Just three weeks since the breach of the dam, now that the confluence of Blackfoot and Clark Fork rivers flow freely, Albert came to Missoula to help clean up and celebrate the river's renewal.

A five-year Clark Fork Coalition member, Albert made his way from San Francisco to Missoula to be a part of the river cleanup after learning of his family's history in Montana.

Albert, a retired human rights attorney, said he has always been interested in the environment, but didn't know the full scope of his family's involvement here until five years ago.
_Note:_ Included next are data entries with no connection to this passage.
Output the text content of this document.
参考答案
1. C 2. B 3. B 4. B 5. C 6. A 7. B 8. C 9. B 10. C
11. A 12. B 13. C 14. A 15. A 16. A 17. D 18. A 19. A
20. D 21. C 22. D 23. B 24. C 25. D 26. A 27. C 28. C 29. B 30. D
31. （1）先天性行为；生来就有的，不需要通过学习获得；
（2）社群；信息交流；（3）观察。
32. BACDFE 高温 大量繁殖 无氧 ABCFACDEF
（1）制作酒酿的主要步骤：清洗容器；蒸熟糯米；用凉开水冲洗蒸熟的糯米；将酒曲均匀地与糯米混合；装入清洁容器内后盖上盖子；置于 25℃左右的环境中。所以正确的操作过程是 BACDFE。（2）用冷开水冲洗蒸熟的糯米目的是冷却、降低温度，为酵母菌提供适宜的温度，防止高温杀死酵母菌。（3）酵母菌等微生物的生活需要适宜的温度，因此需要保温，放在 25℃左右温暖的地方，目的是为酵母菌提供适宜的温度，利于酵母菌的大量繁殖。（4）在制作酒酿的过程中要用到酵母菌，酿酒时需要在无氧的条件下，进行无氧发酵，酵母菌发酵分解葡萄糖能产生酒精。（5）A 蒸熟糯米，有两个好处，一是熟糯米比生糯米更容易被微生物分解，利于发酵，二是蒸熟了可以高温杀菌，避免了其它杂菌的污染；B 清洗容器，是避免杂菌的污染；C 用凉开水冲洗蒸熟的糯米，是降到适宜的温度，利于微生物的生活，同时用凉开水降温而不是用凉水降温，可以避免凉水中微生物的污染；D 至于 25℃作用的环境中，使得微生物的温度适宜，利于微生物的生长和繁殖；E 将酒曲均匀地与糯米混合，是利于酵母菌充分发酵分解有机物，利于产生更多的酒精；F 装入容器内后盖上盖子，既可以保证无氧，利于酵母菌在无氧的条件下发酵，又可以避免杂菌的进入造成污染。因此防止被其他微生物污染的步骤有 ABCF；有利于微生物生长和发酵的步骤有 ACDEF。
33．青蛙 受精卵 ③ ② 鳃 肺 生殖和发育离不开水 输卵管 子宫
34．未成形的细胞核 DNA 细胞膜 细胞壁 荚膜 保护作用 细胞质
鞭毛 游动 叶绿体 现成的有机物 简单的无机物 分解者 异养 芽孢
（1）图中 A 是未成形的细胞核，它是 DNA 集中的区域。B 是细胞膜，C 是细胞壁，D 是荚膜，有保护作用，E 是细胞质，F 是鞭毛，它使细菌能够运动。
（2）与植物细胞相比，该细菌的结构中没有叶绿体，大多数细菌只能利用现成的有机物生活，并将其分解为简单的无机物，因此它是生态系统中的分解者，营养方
As a result, he feels a kind of kinship with the Clark Fork, and with restoration efforts, that he said is hard to put into words.

Hearing that the Clark Fork was an abused and neglected river that was now being restored, just spoke to him, he said.

“There's a real parallel between the healing going on inside of me (about family issues), and a healing of the environment,” Albert said.

Seeing families band together to clean up garbage scattered along the banks of the river in front of Caras Park also spoke volumes, he said.

It's encouraging to see that this is a very engaged town,” said Albert.

By late Thursday, volunteers from families, to youth and church groups, to corporate entities such as Vann's, Target, and Albertson's-Eastgate, had signed on to help make the river a cleaner place.

Clark Fork Coalition development director Stacy Senterfeit said that the coalition tracks what is collected each year, with help from Allied Waste, Missoula Valley Recycling, and team leaders who keep abreast of the packs of pickers.

“Feeding this hungry pack at noon is a bit more of a production,” said Knudsen, on her way to replenish vegetarian, turkey and beef patties for the grill.